Here’s how we set up the training:
from trl import RewardTrainer, RewardConfig
from transformers import AutoModelForSequenceClassification, AutoTokenizer, TrainingArguments
# Load a pre-trained model and tokenizer to serve as our reward model
model_name = "distilbert-base-uncased"
model = AutoModelForSequenceClassification.from_pretrained(model_name, num_labels=1)
tokenizer = AutoTokenizer.from_pretrained(model_name)
# We need to add a padding token if the model doesn't have one
if tokenizer.pad_token is None:
tokenizer.add_special_tokens({'pad_token': '[PAD]'})
model.resize_token_embeddings(len(tokenizer))
# Define the training arguments
training_args = RewardConfig(
per_device_train_batch_size=16,
gradient_accumulation_steps=2,
num_train_epochs=1,
learning_rate=1e-4,
evaluation_strategy="no", # No evaluation for this simple example
logging_steps=10,
output_dir="./reward_model_output",
report_to="none", # Disable reporting for simplicity
)
# Initialize the RewardTrainer
trainer = RewardTrainer(
model=model,
tokenizer=tokenizer,
args=training_args,
train_dataset=dataset,
)
# Start training!
trainer.train()
The RewardTrainer takes care of the complex loss calculation. It feeds the prompt and each response separately into the reward model, gets a scalar score for each, and then optimizes the model to ensure the score for the chosen response is higher than the score for the rejected response. The loss function is typically a form of logistic loss, aiming to maximize the probability that the chosen response is preferred.
The reward model itself is usually a standard transformer model (like distilbert-base-uncased in this example) with a linear layer on top that outputs a single scalar value. This scalar represents the "goodness" or "preference score" of a given text. When training, you pass the prompt and a response through this model. The model then outputs a score. The trainer compares scores for chosen and rejected responses for the same prompt.
The mental model here is that you’re teaching a sophisticated classifier to understand nuanced human judgment. Instead of explicit rules, you’re providing examples of what good looks like. The model learns to generalize this concept of "goodness" across new prompts and responses. The prompt is concatenated with the response before being fed into the model. This allows the model to consider the context of the prompt when scoring the response.
A key detail often overlooked is how the prompt is handled. The RewardTrainer by default concatenates the prompt and the response, separating them with a special token (e.g., </s>). This means the reward model isn’t just scoring the response in isolation; it’s scoring the response in the context of the given prompt. This contextual awareness is vital for generating relevant and helpful outputs.

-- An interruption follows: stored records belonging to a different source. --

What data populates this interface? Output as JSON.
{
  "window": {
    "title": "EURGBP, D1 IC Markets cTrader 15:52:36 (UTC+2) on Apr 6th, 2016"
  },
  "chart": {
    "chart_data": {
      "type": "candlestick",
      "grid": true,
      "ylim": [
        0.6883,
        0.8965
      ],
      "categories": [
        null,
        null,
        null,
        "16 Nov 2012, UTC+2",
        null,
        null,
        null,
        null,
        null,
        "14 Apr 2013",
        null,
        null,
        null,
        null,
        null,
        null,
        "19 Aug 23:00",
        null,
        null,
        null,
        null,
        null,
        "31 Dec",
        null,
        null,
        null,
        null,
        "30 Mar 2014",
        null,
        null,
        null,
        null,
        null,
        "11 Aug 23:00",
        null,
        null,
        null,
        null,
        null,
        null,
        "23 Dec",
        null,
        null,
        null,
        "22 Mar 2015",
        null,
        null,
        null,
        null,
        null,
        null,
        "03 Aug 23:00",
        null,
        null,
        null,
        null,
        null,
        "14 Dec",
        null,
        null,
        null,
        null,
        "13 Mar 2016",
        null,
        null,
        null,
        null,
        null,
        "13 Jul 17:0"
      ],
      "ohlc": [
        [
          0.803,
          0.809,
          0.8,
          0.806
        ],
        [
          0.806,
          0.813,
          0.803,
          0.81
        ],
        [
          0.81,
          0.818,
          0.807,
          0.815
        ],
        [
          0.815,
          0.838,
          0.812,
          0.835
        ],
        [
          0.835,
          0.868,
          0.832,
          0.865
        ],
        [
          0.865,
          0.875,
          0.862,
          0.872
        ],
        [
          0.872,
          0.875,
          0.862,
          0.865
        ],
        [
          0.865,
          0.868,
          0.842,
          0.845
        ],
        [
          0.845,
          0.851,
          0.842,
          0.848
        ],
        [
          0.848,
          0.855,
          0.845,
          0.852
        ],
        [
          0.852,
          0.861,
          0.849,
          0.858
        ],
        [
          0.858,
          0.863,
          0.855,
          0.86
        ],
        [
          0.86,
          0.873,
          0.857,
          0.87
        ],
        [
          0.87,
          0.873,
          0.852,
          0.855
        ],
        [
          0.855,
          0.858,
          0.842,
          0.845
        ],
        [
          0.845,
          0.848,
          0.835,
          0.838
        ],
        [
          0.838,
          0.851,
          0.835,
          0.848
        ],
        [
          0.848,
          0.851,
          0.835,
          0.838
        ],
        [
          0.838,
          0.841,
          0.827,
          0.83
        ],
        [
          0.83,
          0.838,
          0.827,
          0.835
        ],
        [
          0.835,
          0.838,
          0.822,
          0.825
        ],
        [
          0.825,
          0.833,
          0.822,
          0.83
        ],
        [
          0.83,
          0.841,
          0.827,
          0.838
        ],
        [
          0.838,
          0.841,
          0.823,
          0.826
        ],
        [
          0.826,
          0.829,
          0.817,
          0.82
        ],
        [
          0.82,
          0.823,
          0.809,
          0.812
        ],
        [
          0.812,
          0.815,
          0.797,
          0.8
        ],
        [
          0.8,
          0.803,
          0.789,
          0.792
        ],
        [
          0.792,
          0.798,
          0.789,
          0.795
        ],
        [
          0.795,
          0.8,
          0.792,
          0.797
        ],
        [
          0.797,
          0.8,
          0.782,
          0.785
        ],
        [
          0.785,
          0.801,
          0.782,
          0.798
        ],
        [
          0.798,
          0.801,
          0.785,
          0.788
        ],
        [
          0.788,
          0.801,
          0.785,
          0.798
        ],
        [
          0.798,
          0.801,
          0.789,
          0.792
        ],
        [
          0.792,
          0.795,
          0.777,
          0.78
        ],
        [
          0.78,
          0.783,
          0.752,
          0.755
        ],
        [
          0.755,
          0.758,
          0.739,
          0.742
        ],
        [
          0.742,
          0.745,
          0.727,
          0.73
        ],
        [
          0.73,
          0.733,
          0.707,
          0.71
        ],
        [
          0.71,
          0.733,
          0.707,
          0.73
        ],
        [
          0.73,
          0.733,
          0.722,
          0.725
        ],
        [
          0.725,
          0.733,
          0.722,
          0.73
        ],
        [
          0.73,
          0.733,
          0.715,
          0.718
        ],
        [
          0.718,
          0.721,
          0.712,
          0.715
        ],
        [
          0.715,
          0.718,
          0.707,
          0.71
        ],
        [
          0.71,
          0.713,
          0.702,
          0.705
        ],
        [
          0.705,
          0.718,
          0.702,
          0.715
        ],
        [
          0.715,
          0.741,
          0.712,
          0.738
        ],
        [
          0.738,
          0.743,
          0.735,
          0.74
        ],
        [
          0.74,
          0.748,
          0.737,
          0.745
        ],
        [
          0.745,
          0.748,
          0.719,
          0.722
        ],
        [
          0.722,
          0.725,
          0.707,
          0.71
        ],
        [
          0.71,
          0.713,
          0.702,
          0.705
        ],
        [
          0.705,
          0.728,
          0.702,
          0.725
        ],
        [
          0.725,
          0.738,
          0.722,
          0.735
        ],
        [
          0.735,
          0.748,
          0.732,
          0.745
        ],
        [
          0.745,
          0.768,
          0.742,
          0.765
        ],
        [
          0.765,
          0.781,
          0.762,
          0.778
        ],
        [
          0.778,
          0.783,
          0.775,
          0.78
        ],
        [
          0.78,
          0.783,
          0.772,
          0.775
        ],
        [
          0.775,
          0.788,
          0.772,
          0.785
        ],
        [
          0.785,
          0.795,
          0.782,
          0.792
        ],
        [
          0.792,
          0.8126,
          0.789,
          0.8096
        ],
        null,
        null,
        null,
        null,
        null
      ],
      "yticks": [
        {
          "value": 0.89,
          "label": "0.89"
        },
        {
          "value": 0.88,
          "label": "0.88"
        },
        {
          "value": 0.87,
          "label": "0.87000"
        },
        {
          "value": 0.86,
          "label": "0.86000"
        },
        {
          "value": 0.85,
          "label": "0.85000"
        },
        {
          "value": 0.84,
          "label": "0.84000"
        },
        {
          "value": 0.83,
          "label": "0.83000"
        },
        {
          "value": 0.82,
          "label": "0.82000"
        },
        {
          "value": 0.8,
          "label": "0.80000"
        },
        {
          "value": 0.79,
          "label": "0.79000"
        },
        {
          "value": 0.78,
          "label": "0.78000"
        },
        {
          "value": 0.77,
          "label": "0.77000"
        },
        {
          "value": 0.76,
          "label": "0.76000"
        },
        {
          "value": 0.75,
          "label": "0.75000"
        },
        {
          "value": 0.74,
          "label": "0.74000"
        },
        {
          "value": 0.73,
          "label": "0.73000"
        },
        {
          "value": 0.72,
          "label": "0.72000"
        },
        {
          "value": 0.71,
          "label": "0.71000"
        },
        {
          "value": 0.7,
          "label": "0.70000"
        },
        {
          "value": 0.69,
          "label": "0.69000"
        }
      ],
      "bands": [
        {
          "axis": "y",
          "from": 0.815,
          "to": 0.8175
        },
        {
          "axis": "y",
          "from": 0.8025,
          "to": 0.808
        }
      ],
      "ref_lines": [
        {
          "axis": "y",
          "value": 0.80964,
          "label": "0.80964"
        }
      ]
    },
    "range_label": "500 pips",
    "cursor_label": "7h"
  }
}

After training, this reward model can be used in reinforcement learning loops, like Proximal Policy Optimization (PPO), to fine-tune a language model. The language model generates responses, the reward model scores them, and the PPO algorithm updates the language model to produce responses that consistently get high scores from the reward model.
The next step you’ll likely encounter is integrating this trained reward model into a reinforcement learning pipeline to fine-tune your actual language generation model.